Ah, the inspiration of great biographies
More importantly, I was inspired by those journeys. It helped me to read about them. I saw Edison who, in spite of the failures of one prospective light bulb filament after another, never gave up. I saw Helen Keller who couldn't see at all, yet her perceptions of the world were often more accurate than those with 20/20 vision. Perhaps, as so many cartoons and comic strips have shown, such people had light bulbs flashing inside their heads, presenting them with ideas the rest of us were too distracted by the five senses to see. Yet, being inspired by the journey of another man or woman doesn't mean I should walk the same path. I do not want somebody to ask, "do you see what I see?" for that is not relevant to what my journey intends for me to see.
For one thing, as Joseph Campbell suggests, I should be blazing my own path. If I follow another too closely, perhaps I'm simply copying what s/he doesI rather than internalizing the true inner journey itself. Then, too, if I allow my expectations to be confined by the self-help author's experience, I am seeing nothing new, only what I have been told might be there. What a developmental limitation that is!

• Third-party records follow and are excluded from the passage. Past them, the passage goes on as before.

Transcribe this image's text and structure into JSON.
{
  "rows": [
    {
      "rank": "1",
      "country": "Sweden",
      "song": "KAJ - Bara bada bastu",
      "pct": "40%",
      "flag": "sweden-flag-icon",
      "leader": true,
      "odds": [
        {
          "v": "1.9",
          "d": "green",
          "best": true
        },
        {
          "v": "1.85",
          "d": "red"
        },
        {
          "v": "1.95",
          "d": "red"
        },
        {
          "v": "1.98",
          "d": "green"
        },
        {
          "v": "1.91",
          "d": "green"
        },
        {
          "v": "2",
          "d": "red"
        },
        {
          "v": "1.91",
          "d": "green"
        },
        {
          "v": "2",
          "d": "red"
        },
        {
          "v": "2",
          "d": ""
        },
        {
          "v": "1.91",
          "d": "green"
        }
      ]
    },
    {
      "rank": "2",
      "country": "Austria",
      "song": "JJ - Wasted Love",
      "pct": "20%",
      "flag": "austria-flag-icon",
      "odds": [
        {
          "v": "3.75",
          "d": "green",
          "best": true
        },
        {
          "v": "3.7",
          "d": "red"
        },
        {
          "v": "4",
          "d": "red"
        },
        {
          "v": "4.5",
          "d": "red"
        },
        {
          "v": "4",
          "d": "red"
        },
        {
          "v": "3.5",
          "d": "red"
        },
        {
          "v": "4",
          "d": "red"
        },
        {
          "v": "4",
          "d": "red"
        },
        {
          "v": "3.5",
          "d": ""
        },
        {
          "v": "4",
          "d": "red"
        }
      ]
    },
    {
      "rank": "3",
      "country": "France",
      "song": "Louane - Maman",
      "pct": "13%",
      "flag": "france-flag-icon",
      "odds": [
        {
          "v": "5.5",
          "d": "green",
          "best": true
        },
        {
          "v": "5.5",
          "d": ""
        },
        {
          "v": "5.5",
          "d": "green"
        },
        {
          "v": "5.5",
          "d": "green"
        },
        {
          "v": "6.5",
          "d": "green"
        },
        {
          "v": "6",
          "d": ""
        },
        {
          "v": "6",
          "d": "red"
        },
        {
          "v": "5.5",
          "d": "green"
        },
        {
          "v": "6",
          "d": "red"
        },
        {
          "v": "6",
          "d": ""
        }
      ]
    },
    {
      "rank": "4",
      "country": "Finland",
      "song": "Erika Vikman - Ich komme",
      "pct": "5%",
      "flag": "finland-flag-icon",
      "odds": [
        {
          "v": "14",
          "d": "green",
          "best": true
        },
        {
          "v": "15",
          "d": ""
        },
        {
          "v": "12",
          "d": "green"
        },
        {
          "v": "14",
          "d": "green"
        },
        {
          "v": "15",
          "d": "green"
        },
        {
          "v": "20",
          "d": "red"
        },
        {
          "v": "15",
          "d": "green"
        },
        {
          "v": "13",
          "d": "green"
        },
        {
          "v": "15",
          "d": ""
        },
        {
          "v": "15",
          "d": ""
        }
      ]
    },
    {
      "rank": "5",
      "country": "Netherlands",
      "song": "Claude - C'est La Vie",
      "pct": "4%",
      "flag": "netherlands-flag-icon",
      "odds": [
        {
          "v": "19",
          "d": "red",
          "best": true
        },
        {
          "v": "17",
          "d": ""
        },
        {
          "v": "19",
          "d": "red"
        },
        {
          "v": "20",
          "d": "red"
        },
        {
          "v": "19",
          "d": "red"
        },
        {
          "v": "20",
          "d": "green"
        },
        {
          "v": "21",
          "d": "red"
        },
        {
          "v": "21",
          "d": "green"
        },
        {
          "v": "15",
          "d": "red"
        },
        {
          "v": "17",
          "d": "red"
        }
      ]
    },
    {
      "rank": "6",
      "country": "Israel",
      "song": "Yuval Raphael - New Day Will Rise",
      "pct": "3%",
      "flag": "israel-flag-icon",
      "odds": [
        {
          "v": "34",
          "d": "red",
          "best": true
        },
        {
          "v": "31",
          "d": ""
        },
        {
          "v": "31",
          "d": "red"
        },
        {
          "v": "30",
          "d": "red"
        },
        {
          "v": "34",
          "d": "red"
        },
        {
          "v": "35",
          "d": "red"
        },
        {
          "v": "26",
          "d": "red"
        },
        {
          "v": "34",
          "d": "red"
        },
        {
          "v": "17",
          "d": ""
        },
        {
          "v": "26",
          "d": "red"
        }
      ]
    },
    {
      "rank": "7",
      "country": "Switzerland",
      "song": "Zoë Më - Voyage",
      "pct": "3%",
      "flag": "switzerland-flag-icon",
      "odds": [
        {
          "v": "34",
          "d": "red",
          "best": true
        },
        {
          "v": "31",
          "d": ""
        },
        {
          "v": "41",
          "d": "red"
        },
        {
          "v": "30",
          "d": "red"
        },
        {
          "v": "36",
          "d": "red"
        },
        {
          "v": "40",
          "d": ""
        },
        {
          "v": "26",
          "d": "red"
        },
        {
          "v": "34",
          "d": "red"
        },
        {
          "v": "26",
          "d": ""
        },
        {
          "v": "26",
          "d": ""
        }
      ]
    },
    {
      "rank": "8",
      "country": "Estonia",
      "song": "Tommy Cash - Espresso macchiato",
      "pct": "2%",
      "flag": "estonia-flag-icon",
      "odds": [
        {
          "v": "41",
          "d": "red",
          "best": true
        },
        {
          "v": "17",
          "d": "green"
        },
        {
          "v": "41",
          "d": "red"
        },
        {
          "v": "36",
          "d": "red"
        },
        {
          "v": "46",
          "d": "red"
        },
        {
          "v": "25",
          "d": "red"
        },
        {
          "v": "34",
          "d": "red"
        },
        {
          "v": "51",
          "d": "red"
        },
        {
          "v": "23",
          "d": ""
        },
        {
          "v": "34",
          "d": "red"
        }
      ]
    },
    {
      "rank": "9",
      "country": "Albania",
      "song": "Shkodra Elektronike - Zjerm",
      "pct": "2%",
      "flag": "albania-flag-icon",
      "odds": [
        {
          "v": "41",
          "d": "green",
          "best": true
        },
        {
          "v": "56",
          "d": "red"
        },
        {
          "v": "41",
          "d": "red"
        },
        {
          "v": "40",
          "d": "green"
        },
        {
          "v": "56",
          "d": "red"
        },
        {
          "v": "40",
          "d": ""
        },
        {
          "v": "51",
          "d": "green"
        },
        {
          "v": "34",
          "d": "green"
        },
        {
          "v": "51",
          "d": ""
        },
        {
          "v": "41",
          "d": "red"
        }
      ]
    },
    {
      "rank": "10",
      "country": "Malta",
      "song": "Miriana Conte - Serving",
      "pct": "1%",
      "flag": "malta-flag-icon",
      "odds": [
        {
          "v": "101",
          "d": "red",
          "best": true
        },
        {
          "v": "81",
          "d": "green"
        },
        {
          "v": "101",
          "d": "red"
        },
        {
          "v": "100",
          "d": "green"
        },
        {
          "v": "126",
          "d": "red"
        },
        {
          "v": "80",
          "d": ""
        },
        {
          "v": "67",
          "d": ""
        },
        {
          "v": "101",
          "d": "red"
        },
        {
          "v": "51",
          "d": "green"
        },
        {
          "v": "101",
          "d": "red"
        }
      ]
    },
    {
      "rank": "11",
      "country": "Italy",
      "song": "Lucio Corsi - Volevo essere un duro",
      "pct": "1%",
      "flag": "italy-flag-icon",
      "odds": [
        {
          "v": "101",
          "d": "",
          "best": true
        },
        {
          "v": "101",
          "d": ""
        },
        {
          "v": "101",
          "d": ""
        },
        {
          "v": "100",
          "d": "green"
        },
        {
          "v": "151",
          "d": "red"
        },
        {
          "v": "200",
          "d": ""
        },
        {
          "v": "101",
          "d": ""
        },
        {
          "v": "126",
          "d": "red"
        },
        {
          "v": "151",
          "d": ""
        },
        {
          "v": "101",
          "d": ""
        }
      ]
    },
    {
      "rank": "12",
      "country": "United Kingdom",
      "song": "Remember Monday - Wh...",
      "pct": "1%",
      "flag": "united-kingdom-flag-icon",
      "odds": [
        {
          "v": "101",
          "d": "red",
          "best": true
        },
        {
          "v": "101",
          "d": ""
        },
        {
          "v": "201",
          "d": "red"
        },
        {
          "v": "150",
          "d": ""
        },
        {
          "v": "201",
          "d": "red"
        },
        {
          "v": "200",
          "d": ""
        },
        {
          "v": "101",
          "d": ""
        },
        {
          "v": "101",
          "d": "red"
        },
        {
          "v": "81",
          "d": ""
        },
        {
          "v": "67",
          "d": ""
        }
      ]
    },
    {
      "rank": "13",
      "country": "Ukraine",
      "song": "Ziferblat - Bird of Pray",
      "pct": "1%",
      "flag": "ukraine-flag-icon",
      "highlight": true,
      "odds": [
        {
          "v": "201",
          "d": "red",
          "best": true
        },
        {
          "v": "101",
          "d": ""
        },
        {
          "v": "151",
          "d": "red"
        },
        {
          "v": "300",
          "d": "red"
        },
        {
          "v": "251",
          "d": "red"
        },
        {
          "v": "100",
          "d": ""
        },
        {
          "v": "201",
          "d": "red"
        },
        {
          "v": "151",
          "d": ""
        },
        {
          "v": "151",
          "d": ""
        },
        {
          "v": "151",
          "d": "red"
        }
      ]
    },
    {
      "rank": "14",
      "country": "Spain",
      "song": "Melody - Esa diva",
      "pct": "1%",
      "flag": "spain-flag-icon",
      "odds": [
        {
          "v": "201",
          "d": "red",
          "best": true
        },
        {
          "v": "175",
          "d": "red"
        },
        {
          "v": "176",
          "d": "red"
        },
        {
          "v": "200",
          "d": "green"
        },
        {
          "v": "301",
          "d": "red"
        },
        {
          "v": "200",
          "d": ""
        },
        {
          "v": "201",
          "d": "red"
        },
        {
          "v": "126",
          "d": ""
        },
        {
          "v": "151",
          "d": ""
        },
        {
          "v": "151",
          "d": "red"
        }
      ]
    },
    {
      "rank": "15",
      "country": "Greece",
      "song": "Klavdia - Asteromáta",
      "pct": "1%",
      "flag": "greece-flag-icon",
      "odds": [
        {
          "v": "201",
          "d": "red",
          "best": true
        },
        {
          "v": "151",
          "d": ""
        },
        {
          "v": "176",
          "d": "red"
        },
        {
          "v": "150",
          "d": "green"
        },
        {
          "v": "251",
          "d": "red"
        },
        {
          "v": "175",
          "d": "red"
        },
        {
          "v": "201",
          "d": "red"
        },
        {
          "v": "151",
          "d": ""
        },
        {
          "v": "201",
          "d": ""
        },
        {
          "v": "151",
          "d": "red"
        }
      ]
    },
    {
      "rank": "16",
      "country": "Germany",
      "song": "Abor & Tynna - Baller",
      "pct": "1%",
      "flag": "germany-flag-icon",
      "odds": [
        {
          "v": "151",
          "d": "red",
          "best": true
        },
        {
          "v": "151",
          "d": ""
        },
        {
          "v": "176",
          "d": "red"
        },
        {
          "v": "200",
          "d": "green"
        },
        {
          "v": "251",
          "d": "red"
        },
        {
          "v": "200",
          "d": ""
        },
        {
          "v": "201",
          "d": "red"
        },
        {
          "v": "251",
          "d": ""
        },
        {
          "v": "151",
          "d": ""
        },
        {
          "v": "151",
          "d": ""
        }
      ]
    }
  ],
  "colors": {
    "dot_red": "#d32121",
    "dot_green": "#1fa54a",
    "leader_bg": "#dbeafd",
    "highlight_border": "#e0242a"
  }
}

Coaches and other gurus who go bump in the night
These are the days of coaches, empowerment, and people talking about these current times being the moment of great spiritual changes. I cannot speak to that, though I take note of the fads. This morning, I read the review of a spiritual self-help book that was also a chronicle of the author's personal journey. The journey itself was inspiring, the reviewer said, but the spirituality was lacking.
The lack, so obvious to a reviewer reading without desperation, is common to many books about the journeys of other people that also purport to be spiritual textbooks for the rest of us. Often, the dream material and personal symbolism of the author has no world-wide usage or validation. While it makes sense within the context of one individual's spiritual and psychological life, it isn't universal.
Therein lies the problem of overly personal spiritual books. The authors often speak out of context of the whole, seldom including comparative references to religion, other spiritual "systems," mythology, archetypal dream work, or other sources that allow readers to compare and contrast the suggestions with those made by other spiritual authors. When the reader sees an affirmation using symbols and images that only have great meaning to the self-help book's author, what is s/he to do with them?
At some point, the reader must be able to say: this poetic language has no effect on my life, no matter how meaningful it was to the author; or, all I'm seeing here are platitudes rather than spiritual techniques.
Spiritual self-help books are often beautifully written and illustrated, and then blurbed and reviewed by other spiritually inclined authors. This sells books, yet with false validation. The positive blurb on the back of a book does not mean that Spiritual Author ABC actually tried the techniques of Spiritual Author XYZ and found them to actually work, much less to be more effective than widely known techniques that have been practiced for millions of people for years.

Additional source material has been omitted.